On July 30, ICE futures plunged again. The market had largely given up hope before the talks began. Mr. Trump said China wanted to wait until a new democratic President of the United States came to power before signing a deal. And he remains willing to impose tariffs on the remaining $350bn of Chinese goods if talks fail to produce a deal. In addition, he said China is not buying enough U.S. agricultural products as promised at the G20 summit.
The supply pressure on the cotton market has not abated at all. According to the latest report, the U.S. cotton yield rose to 61% last week, 18 percentage points higher than the five-year average and 11 percentage points higher than the 10-year average. Texas and Georgia had excellent rates of 59% and 61%, respectively. The U.S. department of agriculture's August supply and demand forecast is likely to continue to raise next year's U.S. cotton production.

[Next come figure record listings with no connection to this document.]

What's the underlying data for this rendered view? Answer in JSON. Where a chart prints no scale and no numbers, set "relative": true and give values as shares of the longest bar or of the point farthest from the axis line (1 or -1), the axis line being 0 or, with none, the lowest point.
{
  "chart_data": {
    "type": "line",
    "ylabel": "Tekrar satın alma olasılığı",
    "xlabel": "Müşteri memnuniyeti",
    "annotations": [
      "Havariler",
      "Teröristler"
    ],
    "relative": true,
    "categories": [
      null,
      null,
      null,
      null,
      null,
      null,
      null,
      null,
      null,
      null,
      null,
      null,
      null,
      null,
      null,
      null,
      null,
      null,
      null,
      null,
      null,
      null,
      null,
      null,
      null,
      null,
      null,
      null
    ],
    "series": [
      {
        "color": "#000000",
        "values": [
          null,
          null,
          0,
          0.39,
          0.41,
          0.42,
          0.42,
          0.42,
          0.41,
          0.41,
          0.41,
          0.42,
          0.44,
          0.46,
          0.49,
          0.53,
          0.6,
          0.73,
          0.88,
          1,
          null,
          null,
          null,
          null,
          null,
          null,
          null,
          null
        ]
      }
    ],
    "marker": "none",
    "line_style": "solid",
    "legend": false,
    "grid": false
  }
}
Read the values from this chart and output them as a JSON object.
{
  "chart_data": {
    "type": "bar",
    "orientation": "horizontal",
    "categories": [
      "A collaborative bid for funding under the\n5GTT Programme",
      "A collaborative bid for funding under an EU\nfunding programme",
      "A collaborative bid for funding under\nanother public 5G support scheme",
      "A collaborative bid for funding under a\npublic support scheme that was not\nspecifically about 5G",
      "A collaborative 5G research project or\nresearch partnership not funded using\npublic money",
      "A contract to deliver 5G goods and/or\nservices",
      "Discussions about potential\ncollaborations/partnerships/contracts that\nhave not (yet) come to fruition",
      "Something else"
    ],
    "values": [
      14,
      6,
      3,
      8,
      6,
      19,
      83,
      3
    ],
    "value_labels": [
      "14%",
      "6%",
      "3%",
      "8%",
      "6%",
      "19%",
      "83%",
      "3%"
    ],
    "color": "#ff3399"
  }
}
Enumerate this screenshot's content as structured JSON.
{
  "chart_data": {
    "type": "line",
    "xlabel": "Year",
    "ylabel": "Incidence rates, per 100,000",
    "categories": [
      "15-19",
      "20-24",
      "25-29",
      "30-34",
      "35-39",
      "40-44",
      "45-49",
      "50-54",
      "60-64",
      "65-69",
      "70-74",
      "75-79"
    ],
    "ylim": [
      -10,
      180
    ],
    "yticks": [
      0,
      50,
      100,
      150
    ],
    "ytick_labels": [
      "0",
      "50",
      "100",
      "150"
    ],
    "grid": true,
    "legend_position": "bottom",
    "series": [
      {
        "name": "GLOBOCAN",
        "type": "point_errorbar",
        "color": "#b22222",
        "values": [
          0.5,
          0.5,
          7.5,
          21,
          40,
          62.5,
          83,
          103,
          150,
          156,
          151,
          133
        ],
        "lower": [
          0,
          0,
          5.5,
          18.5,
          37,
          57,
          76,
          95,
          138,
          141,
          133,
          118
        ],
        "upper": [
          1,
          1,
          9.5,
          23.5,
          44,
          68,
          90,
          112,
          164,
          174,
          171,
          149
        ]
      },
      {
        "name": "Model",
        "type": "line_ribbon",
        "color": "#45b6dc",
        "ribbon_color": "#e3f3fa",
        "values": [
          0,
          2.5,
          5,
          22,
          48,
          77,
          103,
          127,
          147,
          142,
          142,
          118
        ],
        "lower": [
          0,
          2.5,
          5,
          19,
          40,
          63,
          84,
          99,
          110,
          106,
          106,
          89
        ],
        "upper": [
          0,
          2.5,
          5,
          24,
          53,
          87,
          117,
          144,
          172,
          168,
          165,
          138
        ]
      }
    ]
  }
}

Speculative short positions remain at historic levels, and there is no thought of liquidating them. The only thing that could change in price is a complete settlement of trade with the United States. Technical graph, if do not know whether it is bullish or bearish, can put the daily chart from a little further look, the trend line is now from the upper left corner to the lower right corner, and the low price is constantly refreshing, there is no more than this graph can illustrate the market bearish.
The fed is due to announce its currency policy on Wednesday, with markets pricing in a cut of 25 to 75 basis points. If true, it would be the first rate cut in two years. Normally, a cut in interest rates means a fall in the dollar, which is good for American exports.
The market needs to be reminded that with the December contract at around 63 cents and a near 10-year low of 54.19 cents in 2016, the market may be approaching a bottom and the likelihood that bears will continue to aggressively short at these low levels is diminishing. And, compared with cotton, corn prices remain high, and current cotton prices are not good for next year's planting. If the trade war between the United States and China continues as it is, the market needs to be on guard against the loss of U.S. cotton acreage to corn next year.